É possível que, mais tarde, consiga livrar-me do que chamas a minha mania, mas deixa-me extravasar. É necessário que eu alije de mim todos os sonhos para poder empreender nova carreira. Por enquanto é impossível e não quero contrariar as tendências do meu espírito. Demais, quer-me parecer que se pode fazer obra verdadeira com o cenário faustoso. Um homem, pelo fato de andar vestido com uma cabala de seda oriental e de trazer à cinta alfange e turbante à cabeça, não deixa de ser homem. Gautier vivia em Paris vestido à oriental. A alma é como a luz: pousa em toda a parte.

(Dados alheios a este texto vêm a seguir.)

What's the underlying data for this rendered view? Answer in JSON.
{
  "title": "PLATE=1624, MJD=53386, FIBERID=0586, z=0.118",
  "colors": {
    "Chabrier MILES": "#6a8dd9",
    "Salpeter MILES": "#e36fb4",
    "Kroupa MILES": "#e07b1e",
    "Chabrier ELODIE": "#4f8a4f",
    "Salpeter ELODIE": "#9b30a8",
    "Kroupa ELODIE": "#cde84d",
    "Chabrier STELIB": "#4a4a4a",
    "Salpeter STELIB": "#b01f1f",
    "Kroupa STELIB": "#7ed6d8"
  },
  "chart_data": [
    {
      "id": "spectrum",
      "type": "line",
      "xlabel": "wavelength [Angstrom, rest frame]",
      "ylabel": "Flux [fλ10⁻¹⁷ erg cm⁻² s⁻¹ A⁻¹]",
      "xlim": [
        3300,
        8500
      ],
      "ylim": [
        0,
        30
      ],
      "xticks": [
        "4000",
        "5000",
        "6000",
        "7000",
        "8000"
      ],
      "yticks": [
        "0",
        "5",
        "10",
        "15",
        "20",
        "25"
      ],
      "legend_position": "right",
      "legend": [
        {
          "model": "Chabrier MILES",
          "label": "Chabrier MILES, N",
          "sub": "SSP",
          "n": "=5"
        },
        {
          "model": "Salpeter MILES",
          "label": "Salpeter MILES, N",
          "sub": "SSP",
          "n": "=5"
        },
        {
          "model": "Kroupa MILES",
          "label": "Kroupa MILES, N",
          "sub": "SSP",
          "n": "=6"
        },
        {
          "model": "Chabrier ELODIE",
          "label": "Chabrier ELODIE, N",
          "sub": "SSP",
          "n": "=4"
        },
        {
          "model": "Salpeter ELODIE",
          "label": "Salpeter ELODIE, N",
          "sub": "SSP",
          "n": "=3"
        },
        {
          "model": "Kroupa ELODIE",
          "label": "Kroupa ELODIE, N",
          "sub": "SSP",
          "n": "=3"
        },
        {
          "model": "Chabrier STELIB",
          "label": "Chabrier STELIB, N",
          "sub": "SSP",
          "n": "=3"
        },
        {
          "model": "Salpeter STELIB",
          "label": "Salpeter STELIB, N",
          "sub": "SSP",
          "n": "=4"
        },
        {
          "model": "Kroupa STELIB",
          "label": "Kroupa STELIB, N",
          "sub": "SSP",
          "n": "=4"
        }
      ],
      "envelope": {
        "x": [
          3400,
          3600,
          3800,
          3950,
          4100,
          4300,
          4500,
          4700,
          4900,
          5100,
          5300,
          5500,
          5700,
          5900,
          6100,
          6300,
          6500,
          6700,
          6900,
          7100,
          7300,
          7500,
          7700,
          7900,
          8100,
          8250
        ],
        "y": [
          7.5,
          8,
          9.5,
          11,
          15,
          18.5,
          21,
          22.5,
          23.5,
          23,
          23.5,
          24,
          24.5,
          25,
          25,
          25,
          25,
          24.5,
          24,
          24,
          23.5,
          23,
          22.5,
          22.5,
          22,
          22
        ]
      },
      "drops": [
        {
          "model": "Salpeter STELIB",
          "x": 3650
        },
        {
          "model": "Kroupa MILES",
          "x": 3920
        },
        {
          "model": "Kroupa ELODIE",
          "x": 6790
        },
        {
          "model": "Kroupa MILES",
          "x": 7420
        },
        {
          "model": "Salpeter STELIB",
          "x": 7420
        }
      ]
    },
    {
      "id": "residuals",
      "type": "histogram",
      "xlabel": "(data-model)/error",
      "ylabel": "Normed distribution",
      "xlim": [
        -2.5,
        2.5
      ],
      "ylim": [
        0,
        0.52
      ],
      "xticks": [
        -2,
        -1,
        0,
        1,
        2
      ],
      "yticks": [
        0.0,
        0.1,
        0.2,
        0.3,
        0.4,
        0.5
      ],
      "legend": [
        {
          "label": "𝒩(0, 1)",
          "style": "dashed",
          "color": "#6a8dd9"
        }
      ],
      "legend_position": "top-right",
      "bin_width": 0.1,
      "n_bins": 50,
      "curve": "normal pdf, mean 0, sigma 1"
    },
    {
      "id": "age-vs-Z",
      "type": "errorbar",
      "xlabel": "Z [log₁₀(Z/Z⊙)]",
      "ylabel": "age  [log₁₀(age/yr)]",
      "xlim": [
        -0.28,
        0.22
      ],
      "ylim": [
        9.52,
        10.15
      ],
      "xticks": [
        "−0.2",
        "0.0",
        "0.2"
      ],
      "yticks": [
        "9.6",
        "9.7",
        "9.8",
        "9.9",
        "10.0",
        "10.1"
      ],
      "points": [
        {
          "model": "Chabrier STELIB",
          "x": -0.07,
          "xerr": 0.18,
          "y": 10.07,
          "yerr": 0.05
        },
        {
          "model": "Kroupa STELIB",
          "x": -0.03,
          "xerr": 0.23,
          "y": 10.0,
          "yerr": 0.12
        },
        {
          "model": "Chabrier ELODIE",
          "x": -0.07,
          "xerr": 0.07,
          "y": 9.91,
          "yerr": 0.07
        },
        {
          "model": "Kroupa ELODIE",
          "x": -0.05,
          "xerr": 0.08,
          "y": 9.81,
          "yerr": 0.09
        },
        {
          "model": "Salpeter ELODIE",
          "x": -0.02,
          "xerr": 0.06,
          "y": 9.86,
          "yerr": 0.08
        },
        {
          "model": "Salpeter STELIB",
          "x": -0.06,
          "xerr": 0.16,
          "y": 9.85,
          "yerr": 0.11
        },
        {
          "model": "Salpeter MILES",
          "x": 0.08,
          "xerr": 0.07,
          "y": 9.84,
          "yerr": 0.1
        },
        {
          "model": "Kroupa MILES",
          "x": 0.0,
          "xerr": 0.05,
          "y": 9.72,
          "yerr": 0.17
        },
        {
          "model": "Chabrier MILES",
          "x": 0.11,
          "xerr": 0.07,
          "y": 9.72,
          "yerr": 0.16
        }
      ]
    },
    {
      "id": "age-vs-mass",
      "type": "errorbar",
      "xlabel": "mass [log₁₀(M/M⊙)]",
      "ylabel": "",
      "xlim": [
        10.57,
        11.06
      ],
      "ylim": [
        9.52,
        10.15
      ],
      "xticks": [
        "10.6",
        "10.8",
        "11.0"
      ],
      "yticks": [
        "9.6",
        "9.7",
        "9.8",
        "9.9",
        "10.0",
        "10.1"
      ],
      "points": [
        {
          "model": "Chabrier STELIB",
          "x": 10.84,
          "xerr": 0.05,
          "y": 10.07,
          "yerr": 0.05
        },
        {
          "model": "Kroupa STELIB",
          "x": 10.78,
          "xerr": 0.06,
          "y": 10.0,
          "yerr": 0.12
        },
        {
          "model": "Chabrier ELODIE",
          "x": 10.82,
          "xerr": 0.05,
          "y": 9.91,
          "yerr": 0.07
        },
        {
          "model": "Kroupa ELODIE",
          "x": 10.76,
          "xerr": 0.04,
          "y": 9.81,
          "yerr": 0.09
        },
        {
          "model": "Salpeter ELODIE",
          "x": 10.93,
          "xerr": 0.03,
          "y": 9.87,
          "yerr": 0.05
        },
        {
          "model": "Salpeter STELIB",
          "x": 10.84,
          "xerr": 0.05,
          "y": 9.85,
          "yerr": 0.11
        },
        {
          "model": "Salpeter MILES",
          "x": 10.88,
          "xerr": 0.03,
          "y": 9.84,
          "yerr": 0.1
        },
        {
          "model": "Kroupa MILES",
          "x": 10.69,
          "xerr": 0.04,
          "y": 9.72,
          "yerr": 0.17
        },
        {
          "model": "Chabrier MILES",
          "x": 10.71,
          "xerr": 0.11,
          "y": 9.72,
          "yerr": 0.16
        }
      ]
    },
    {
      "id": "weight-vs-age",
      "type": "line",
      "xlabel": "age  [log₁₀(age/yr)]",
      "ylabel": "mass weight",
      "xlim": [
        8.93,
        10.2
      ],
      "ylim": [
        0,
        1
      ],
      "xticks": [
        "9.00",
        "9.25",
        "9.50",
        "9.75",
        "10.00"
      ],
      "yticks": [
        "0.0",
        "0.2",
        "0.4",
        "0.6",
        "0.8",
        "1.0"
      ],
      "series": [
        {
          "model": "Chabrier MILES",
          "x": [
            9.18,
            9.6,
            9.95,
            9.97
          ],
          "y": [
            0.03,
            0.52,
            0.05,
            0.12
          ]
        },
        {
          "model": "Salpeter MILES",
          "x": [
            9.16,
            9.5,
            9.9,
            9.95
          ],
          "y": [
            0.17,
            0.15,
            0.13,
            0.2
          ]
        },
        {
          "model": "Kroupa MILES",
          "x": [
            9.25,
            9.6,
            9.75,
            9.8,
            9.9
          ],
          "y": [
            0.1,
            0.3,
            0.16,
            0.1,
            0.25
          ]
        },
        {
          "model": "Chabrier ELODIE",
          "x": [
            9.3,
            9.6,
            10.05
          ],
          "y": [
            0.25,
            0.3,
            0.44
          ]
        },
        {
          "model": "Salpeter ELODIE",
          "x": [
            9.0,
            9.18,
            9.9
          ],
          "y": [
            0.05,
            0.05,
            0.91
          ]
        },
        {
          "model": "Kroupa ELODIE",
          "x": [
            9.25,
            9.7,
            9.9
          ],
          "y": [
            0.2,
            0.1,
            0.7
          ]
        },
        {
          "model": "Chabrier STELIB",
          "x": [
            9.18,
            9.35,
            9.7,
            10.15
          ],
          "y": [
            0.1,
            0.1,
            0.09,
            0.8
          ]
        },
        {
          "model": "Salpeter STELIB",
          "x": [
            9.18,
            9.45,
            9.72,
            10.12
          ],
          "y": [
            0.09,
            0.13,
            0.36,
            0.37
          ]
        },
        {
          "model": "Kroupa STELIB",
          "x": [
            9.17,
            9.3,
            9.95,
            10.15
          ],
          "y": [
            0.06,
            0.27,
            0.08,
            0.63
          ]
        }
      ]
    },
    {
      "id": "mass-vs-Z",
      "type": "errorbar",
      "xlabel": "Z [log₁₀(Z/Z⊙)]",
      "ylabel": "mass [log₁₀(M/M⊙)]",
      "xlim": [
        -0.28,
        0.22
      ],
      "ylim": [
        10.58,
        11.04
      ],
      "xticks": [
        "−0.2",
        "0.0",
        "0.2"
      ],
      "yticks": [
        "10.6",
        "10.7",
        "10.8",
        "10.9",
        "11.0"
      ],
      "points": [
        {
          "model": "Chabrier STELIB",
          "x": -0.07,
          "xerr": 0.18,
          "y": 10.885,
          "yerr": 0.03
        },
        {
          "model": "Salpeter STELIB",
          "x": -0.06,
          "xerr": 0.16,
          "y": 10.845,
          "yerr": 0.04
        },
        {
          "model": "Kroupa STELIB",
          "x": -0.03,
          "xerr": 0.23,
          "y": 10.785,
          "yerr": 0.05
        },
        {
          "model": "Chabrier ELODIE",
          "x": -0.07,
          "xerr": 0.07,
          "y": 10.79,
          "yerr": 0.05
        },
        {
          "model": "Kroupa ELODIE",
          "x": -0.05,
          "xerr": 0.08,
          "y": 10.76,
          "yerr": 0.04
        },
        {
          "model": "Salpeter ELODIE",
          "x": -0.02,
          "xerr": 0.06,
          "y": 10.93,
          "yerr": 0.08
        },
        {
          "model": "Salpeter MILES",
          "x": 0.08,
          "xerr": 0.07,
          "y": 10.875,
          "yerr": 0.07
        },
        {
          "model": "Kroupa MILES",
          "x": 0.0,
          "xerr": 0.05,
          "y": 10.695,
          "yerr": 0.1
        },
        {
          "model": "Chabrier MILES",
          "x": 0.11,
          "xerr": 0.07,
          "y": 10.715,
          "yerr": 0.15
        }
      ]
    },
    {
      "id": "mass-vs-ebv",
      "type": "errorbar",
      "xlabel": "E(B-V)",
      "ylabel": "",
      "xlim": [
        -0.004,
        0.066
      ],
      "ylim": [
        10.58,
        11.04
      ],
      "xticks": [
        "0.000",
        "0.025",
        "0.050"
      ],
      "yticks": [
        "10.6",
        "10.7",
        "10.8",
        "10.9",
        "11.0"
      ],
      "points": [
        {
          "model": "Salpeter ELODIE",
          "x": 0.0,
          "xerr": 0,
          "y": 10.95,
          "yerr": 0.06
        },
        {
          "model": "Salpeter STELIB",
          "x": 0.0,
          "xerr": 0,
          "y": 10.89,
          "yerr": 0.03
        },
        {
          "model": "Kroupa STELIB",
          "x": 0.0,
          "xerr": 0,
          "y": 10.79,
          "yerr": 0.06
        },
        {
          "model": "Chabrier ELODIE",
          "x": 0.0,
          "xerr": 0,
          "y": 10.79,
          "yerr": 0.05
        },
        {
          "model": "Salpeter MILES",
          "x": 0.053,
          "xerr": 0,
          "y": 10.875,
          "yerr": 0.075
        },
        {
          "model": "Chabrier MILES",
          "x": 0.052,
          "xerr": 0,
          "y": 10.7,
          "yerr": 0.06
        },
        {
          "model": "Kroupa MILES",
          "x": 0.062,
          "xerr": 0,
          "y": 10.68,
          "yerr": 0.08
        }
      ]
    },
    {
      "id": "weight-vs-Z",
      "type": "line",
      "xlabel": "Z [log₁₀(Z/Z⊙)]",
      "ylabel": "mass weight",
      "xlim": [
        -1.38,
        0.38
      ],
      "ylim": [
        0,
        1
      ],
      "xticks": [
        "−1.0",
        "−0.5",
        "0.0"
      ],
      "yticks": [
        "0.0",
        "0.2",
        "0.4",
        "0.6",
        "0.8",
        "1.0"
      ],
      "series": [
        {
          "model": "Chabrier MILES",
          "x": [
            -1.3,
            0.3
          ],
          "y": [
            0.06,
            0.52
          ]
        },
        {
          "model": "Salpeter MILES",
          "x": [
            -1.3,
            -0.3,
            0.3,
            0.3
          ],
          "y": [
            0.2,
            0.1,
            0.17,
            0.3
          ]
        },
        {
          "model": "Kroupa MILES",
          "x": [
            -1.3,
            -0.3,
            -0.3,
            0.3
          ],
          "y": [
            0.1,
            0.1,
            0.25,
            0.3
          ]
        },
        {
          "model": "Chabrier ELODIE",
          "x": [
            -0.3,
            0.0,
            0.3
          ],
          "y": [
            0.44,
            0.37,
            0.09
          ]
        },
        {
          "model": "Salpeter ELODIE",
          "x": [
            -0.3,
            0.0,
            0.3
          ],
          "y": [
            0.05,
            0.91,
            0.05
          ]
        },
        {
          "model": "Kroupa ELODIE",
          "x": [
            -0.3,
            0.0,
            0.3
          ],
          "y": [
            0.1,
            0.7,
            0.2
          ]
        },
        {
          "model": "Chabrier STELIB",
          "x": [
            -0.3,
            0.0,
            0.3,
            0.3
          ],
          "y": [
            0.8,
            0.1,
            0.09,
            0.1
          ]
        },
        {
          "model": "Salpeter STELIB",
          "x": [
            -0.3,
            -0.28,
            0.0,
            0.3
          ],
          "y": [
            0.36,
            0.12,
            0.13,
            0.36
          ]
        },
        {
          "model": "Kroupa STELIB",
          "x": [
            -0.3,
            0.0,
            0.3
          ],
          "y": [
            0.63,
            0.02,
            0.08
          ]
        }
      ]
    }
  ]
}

— Mas queres convencer-me de que podes descrever a vida de Bassora ou de Cachemira como descreverias a vida do Rio Janeiro? Podes fazer o estudo sincero de um homem de Bombaim como farias de um dos sujeitos que encontramos a todo nas ruas? Podes analisar a alma de um pária?
— Posso.
— Como?
— Imaginando.
— Ah! Imaginando... E por que não hás de descrever vendo a dor triste de um homem que sofre a teu lado, cujo pranto vês cair gota a gota, cujas lamentações escutas? Não achas que assim farás obra mais completa, mais viva, mais duradoura?
— No fundo do sonho há sempre a verdade.
— Preferes então sonhar?
— Prefiro.
— Pois meu amigo, acho que fazes mal.
— Pode ser.
— Queira Deus que te não arrependas.
— Não me hei de arrepender.
— Veremos.
— Pois sim.
— Bem, vamos sair. O hotel começa a tornar-se insuportável.
— Para onde vais?
— Para a Cidade do Rio.
— Estás outra vez com o Patrocínio?
— Como secretário da folha.
— Então, até logo. Vou retocar umas páginas. Adeus.